Casos de meningite aumentam na região de Londrina, mas número de mortes cai
De janeiro a agosto, foram registrados 138 casos e quatro mortes na 17ª Regional de Saúde; em Londrina, são 94 casos e três óbitos neste ano
A quantidade de casos de meningite aumentou neste ano na região de Londrina, mas o número de mortes provocadas pela doença caiu. Segundo dados da Secretaria de Estado da Saúde (Sesa), a 17ª Regional de Saúde, que reúne 21 municípios do Norte do Paraná, registrou 126 casos e sete mortes entre janeiro e agosto de 2025. No mesmo período deste ano, já são 138 casos e quatro mortes. Os números consideram todos os tipos de meningite.

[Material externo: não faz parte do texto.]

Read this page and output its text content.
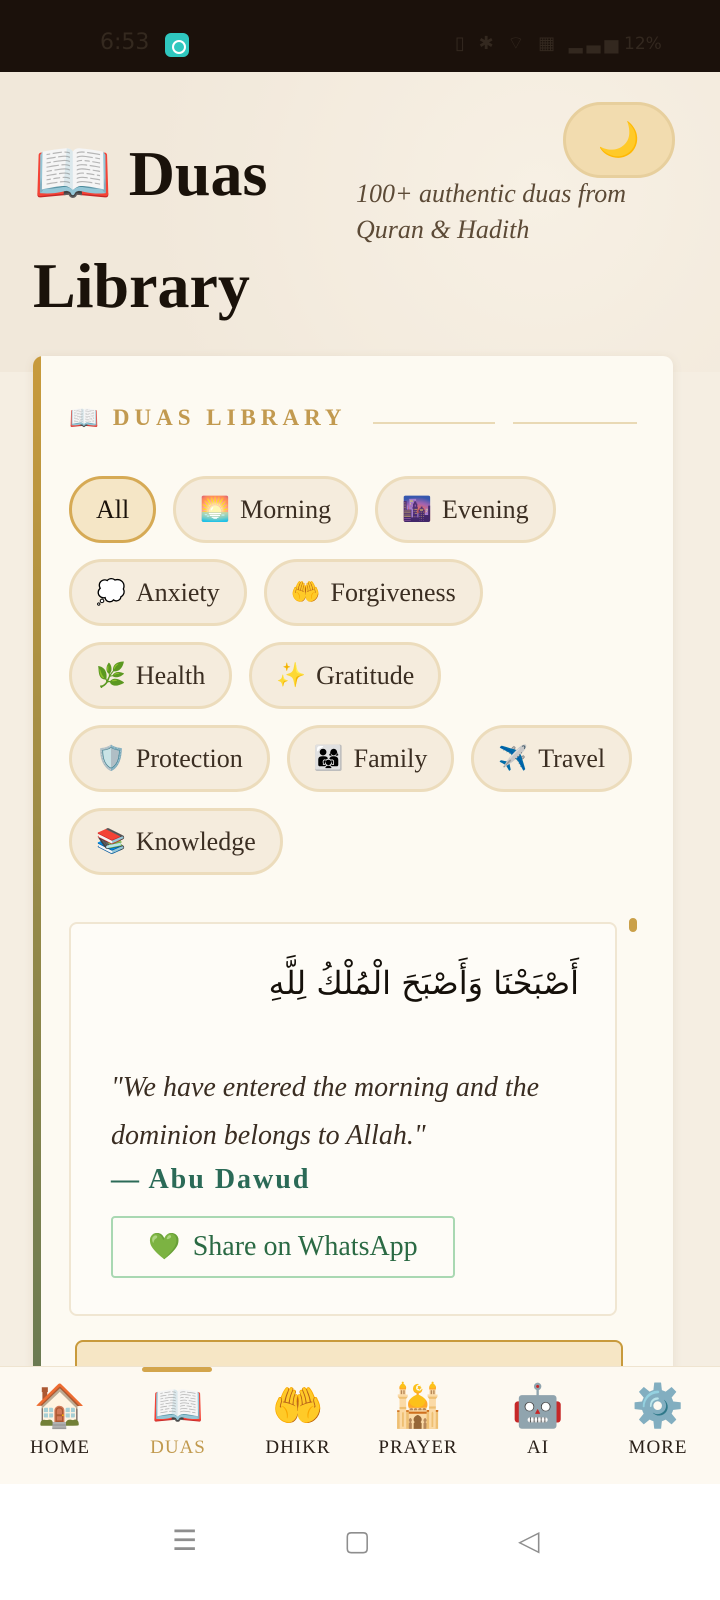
6:53	▯ ✱ ⌔ ▦ ▂▃▅ 12%
📖 Duas Library

100+ authentic duas from Quran & Hadith

🌙
📖 DUAS LIBRARY
All	🌅 Morning	🌆 Evening
💭 Anxiety	🤲 Forgiveness
🌿 Health	✨ Gratitude
🛡️ Protection	👨‍👩‍👧 Family	✈️ Travel
📚 Knowledge
أَصْبَحْنَا وَأَصْبَحَ الْمُلْكُ لِلَّهِ
"We have entered the morning and the dominion belongs to Allah."
— Abu Dawud
💚 Share on WhatsApp
🏠
HOME
📖
DUAS
🤲
DHIKR
🕌
PRAYER
🤖
AI
⚙️
MORE
☰	▢	◁
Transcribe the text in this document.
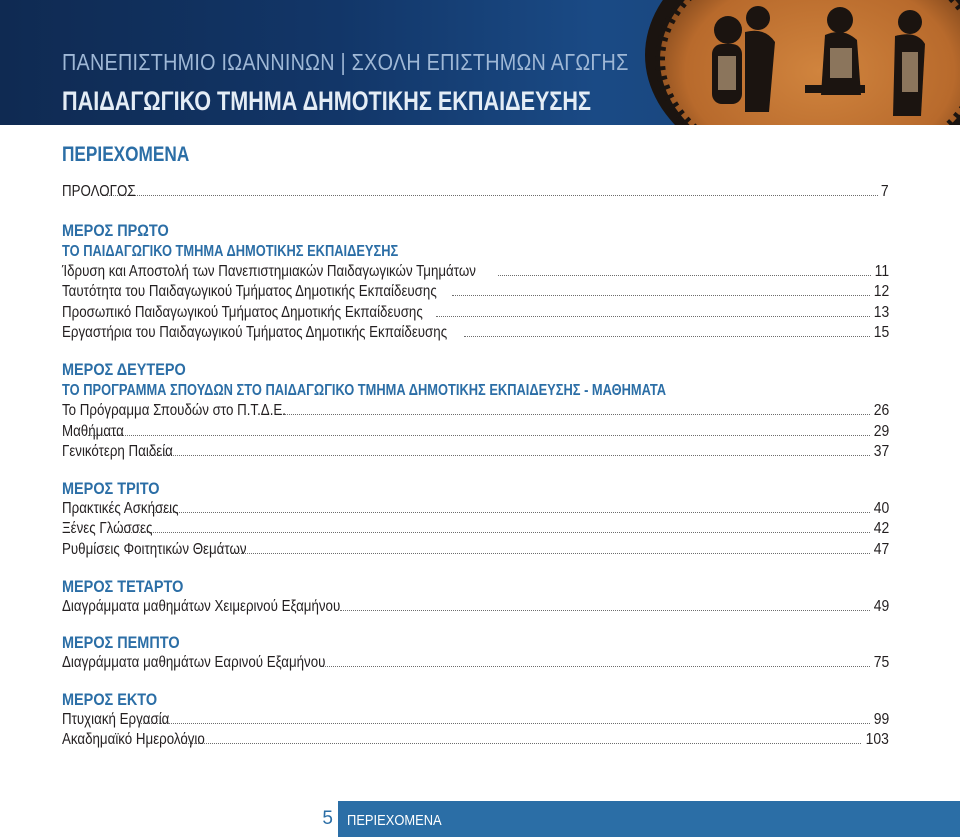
ΠΑΝΕΠΙΣΤΗΜΙΟ ΙΩΑΝΝΙΝΩΝ | ΣΧΟΛΗ ΕΠΙΣΤΗΜΩΝ ΑΓΩΓΗΣ
ΠΑΙΔΑΓΩΓΙΚΟ ΤΜΗΜΑ ΔΗΜΟΤΙΚΗΣ ΕΚΠΑΙΔΕΥΣΗΣ
ΠΕΡΙΕΧΟΜΕΝΑ
ΠΡΟΛΟΓΟΣ	7
ΜΕΡΟΣ ΠΡΩΤΟ
ΤΟ ΠΑΙΔΑΓΩΓΙΚΟ ΤΜΗΜΑ ΔΗΜΟΤΙΚΗΣ ΕΚΠΑΙΔΕΥΣΗΣ
Ίδρυση και Αποστολή των Πανεπιστημιακών Παιδαγωγικών Τμημάτων	11
Ταυτότητα του Παιδαγωγικού Τμήματος Δημοτικής Εκπαίδευσης	12
Προσωπικό Παιδαγωγικού Τμήματος Δημοτικής Εκπαίδευσης	13
Εργαστήρια του Παιδαγωγικού Τμήματος Δημοτικής Εκπαίδευσης	15
ΜΕΡΟΣ ΔΕΥΤΕΡΟ
ΤΟ ΠΡΟΓΡΑΜΜΑ ΣΠΟΥΔΩΝ ΣΤΟ ΠΑΙΔΑΓΩΓΙΚΟ ΤΜΗΜΑ ΔΗΜΟΤΙΚΗΣ ΕΚΠΑΙΔΕΥΣΗΣ - ΜΑΘΗΜΑΤΑ
Το Πρόγραμμα Σπουδών στο Π.Τ.Δ.Ε.	26
Μαθήματα	29
Γενικότερη Παιδεία	37
ΜΕΡΟΣ ΤΡΙΤΟ
Πρακτικές Ασκήσεις	40
Ξένες Γλώσσες	42
Ρυθμίσεις Φοιτητικών Θεμάτων	47
ΜΕΡΟΣ ΤΕΤΑΡΤΟ
Διαγράμματα μαθημάτων Χειμερινού Εξαμήνου	49
ΜΕΡΟΣ ΠΕΜΠΤΟ
Διαγράμματα μαθημάτων Εαρινού Εξαμήνου	75
ΜΕΡΟΣ ΕΚΤΟ
Πτυχιακή Εργασία	99
Ακαδημαϊκό Ημερολόγιο	103
5 ΠΕΡΙΕΧΟΜΕΝΑ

Em Londrina, também houve aumento nos registros. No ano passado, foram 87 casos e seis mortes. Neste ano, até o momento, são 94 casos e três óbitos.

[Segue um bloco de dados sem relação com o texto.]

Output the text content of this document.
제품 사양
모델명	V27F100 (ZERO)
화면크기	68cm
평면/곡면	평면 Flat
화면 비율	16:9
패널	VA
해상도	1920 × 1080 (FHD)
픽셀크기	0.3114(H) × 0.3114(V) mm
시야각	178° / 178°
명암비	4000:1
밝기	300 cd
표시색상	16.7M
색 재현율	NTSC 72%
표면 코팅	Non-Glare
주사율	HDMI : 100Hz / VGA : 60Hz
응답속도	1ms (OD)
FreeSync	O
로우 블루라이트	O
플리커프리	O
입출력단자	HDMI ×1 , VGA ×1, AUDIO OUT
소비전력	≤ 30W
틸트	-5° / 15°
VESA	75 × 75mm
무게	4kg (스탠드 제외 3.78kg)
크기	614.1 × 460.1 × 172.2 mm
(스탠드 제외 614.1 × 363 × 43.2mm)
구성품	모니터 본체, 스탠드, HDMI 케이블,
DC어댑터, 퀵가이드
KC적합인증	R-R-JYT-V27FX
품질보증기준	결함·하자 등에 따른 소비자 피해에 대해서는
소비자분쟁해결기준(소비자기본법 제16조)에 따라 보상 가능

A meningite é uma inflamação das membranas que protegem o cérebro e a medula espinhal e pode apresentar sintomas como febre alta, dor de cabeça intensa, náuseas e vômitos. Em alguns casos, também podem surgir manchas avermelhadas na pele, geralmente alguns dias após o início da infecção. Um dos sinais que mais chamam a atenção é a rigidez na nuca, principalmente quando aparece junto com febre persistente, dor de cabeça forte e vômitos intensos. Embora possa atingir pessoas de qualquer idade, esse quadro é observado com frequência em crianças e adolescentes.

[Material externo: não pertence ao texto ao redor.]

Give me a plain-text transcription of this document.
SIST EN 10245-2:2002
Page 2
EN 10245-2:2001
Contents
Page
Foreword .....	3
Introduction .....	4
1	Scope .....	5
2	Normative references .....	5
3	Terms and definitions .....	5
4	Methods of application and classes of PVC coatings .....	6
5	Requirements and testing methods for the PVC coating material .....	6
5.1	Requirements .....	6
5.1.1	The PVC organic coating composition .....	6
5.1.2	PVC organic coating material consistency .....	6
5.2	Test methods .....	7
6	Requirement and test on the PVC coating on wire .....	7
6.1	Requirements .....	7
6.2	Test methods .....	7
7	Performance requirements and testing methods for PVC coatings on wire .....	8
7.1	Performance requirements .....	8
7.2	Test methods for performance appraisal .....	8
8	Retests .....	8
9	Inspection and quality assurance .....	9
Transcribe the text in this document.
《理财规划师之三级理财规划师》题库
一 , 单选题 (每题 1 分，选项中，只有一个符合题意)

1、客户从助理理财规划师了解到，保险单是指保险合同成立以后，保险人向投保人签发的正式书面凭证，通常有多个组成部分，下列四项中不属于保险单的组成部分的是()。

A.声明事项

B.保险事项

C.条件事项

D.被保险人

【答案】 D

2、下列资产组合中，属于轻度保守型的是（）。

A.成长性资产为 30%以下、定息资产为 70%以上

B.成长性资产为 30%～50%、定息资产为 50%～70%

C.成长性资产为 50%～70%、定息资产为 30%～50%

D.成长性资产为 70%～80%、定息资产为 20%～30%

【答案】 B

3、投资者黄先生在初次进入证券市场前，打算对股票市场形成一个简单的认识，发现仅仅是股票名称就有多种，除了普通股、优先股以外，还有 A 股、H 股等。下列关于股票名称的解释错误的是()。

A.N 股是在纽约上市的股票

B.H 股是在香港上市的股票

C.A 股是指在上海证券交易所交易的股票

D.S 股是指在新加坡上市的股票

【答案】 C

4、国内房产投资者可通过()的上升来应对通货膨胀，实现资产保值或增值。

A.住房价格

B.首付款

A prevenção é possível por meio da vacinação. No Sistema Único de Saúde (SUS), estão disponíveis vacinas contra diferentes tipos de meningite, incluindo as meningocócicas C e ACWY, de acordo com a faixa etária. Outras vacinas, como a pentavalente, a pneumocócica e a BCG, também ajudam a proteger contra formas específicas da doença.